Counseling Under the Cross: How Martin Luther Applied the Gospel to Daily Life
New Growth Press 2017
This month the world celebrates the 500th anniversary of the start of the Reformation when Luther pinned his Ninety-Five Theses to the door of the Castle Church in Wittenberg, Germany. As part of your celebration, you will want to take time to read Counseling Under the Cross: How Martin Luther Applied the Gospel to Daily Life by Bob Kellemen. Bob tells the story of Luther in a fresh way. As you travel with Bob through the life and writings of Martin Luther, you will be challenged, encouraged, emotionally engaged, and provoked. Along the journey, Bob observes Luther’s ministry and helps you see how you can also serve those in and around your life as well.
The book contains two sections: the first section relates to Luther’s personal life story, and the second section follows his ministry to others. In section one (chapters one and two), Kellemen shares the life and story of Martin Luther. Chapter one tells of the constant terror and spiritual trials of Luther early in life. In chapter two, Kellemen describes the dramatic change salvation and the cross of Christ made in Luther’s life and ministry. He focuses on justification (forgiveness in Christ) and reconciliation (acceptance by the Father).
In section two, Kellemen uses a historical focus of pastoral care and spiritual direction to evaluate Luther’s life and ministry. He helps focus the story of Luther’s work in four primary content areas as they relate to suffering and sin: comfort for suffering – sustaining and healing, confrontation for sinning – reconciling and guiding. He uses this four-part model, alongside Luther’s own writing, to challenge Christians to consider how to both live and minister the Gospel too.
Kellemen approaches Luther’s story as his friend, admirer, and student. On the opening page you learn of Bob’s indebtedness to Luther. He writes, “I ADMIT it. This is an unusual title for an introduction: ‘Martin Luther Reformed My Life and Ministry.’” He continues, “More than a play on words, this is an honest confession.

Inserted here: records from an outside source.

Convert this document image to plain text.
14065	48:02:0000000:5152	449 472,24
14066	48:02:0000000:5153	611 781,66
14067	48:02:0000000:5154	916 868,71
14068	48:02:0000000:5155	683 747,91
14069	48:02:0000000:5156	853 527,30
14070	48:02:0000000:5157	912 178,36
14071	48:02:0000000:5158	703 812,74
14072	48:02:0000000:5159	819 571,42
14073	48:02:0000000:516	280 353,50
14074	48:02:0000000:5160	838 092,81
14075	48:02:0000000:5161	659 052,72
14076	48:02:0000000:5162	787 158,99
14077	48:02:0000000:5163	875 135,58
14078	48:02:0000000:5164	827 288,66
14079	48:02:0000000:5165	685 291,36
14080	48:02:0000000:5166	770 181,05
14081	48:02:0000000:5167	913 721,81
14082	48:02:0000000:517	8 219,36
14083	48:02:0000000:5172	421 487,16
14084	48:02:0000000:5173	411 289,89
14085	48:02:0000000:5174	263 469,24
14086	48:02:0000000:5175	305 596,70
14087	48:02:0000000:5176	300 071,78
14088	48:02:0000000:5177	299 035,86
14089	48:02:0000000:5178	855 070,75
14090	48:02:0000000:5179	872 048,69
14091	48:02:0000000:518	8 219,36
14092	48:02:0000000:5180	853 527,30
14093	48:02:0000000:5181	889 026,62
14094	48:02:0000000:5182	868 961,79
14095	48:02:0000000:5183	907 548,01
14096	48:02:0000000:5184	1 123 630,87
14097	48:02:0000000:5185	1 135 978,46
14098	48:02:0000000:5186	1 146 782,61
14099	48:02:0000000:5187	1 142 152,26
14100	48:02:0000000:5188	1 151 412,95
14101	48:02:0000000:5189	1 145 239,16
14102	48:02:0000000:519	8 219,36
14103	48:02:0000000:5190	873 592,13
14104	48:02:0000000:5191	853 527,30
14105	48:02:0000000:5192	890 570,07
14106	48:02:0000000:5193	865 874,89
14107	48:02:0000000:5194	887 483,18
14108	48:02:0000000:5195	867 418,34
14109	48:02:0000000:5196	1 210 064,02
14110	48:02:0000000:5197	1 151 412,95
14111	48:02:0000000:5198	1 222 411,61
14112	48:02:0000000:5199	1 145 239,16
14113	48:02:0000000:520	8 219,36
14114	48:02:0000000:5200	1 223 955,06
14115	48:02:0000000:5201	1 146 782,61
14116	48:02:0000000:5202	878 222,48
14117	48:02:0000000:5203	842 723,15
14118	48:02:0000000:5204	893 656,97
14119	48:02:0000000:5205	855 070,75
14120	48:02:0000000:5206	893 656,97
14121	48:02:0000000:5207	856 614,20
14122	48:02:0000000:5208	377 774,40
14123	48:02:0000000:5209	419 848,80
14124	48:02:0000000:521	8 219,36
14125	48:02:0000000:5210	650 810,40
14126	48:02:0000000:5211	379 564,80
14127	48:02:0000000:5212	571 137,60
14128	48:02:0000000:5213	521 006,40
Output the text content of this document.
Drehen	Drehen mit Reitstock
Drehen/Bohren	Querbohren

Martin Luther reformed my Christian life and my counseling ministry.”
As you read further, you read the observations of a pastor-counselor who has been blessed by Luther’s work as a theologian-reformer and pastor-counselor. Because of this, Kellemen’s voice is both warm and compassionate as he evaluates Luther and his works. The result…Luther’s story is personal, touching, and challenging.
“Counseling Through the Lens of the Cross”
Chapter three is my favorite chapter in section two as Kellemen sets the stage for the rest of the book. In this chapter, he tells the story of Luther’s mom as her son ministered to her on her death bed as evidenced in a published personal letter from him to her dated May 20, 1532. Martin’s letter to his dear mother introduces key elements of Kellemen’s counseling model, through which he observes Luther’s works.
Luther’s heart of gospel-saturated compassion shines through the lines of this personal letter. Concerned Martin sent a prayer for his mother to rehearse whenever she was discouraged in her sickness. In response to John 16:33, Luther encouraged his mom to pray this prayer against Satan, sin, and death. He writes,
I shall cling to him, and to his words and comfort, I shall hold fast; regardless of whether I remain or go yonder, I shall live by this word, for he does not lie to me. You would like to deceive me with your terrors, and with your lying thought you would like to tear me away from such a victory and savior. But they are lies, as surely as it is true that he has overcome you and commanded us to be comforted.
Kellemen continues, “Luther exhorted his mother toward confidence in Christ alone and in Scripture alone: ‘By such words and thoughts, and by none other, let your heart be moved, dear Mother.’”
Recommendation: Read It
As you begin to celebrate the 500th anniversary of the Reformation, you should consider reading this book to learn more of Martin Luther’s life, struggles, victory in the Gospel of Jesus Christ, and his ministry of the Word. As you read excerpts of Luther’s over 2,500 extant letters, Table Talks, and other writings, you will grow in appreciation for his view of the centrality of Christ and the Scriptures. Furthermore, Luther demonstrates how a pastor’s concern for proper theology flows out of a compassionate desire to help people with their suffering and sin. In the process, may all of us who read Counseling Under the Cross be challenged to make Christ the center of our life and ministry.